Ruby’s garbage collector and caching

My current job at Delta Projects is great in terms of working with high volumes. The fact that we serve around 50+ million ads a day creates the need for different approaches in terms of storing and retrieving data. Our ad servers for example are completely independent from the backend. Business logic and models are exported as code in our backend systems and pushed to our array of ad servers. Content itself is put into a git repository and is updated regularly by the ad servers. The backend system is unaware of which ad servers there are. Raw data is pushed back from the ad servers and processed later.

Because we want to serve ads as quickly as possible (and creating the least possible delay on the page that uses ads that are served by us), we cache ads on the ad servers. Some weeks ago however, we noticed that CPU usage was increasing at a very high rate over time. Memory usage was also increasing, but not as quickly as the CPU usage. The memory increase was caused by the fact that we stored ad meta data in memory inside our application. Since we run around 10 Unicorn processes, an ad would be in memory 10 times, but that wasn't such a big deal, since we run with a lot of RAM. The CPU consumption was more worrying. After some investigation we found out that when all ads are loaded in memory, we had a lot of string objects in memory (around 1.2 million) that were retained, since a global cache array would keep a reference to them. In other words, the objects are never garbage collected. But, since ruby 1.8 has a non-generational GC, all objects are inspected by the GC and having 10 processes performing a GC run over 1.2 million objects every now and then, caused a lot of CPU load.

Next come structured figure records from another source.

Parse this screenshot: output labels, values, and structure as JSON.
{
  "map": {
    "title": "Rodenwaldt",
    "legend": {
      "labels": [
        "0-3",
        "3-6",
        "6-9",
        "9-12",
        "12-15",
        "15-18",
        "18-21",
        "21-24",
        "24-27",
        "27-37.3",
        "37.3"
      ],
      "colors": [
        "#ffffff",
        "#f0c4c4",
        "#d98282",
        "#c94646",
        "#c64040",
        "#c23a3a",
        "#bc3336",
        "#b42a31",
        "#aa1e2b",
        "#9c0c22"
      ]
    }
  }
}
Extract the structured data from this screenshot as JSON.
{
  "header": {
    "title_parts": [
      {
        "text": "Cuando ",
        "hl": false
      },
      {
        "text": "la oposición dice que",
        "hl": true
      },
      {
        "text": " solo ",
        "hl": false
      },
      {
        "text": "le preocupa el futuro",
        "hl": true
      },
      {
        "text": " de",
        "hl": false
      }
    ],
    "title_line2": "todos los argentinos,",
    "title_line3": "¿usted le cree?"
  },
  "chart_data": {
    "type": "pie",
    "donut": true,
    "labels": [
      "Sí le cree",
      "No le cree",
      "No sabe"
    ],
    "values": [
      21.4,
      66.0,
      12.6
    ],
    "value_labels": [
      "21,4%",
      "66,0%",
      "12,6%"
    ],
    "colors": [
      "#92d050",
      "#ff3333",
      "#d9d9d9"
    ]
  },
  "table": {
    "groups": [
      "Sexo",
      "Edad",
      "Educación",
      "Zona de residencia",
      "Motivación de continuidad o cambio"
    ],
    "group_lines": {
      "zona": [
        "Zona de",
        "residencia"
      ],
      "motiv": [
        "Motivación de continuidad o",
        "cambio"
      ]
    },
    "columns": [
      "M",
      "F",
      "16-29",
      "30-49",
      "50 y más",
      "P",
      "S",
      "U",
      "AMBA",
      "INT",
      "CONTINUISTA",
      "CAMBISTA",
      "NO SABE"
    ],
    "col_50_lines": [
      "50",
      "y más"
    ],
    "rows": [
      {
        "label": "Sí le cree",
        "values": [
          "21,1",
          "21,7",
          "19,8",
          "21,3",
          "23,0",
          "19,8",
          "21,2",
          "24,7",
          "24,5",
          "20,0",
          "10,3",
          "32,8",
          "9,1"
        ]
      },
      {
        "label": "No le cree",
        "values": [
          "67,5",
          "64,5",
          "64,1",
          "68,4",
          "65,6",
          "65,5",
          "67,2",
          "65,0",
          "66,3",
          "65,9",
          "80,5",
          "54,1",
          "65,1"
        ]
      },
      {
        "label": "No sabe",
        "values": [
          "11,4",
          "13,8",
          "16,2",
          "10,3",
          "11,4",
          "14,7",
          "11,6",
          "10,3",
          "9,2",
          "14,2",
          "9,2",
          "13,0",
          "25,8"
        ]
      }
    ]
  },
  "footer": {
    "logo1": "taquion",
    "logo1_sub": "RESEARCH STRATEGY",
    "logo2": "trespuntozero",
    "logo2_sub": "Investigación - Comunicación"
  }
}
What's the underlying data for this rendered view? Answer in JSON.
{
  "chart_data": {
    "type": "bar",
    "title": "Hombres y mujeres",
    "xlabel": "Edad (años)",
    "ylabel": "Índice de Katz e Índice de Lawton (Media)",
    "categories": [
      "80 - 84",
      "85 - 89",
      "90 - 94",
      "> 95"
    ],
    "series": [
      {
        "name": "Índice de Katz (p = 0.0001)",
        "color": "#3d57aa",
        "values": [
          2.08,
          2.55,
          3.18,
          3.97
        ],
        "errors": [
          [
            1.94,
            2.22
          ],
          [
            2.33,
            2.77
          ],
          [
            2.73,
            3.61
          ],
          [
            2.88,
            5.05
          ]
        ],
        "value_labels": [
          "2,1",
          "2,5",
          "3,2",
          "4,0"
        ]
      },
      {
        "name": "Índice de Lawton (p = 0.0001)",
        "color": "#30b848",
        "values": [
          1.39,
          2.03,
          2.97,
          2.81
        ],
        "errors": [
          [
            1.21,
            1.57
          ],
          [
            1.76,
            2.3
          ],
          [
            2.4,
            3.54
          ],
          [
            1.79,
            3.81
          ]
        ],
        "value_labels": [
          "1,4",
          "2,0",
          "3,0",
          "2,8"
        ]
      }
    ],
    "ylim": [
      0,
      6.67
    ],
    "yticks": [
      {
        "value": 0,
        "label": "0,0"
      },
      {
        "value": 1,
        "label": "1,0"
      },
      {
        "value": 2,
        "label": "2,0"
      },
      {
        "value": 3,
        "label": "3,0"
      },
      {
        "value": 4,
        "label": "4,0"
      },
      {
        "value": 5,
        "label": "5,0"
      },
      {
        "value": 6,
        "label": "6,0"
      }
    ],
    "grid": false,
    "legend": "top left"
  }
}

So, we needed a better way of caching. Memcached was our first idea, but having yet another process on which we depend didn't feel like such a good idea. Since it's a local cache, my colleague Kalle came up with the idea of storing our cache data on tmpfs. Our application takes care of filling the cache (since it serializes ad meta data) and reading from it. Invalidating cache items is now done through a git hook, that simply removes a file that has been updated or deleted from tmpfs.

This al lead to a tenth of the memory consumption and  a lot less and constant cpu usage.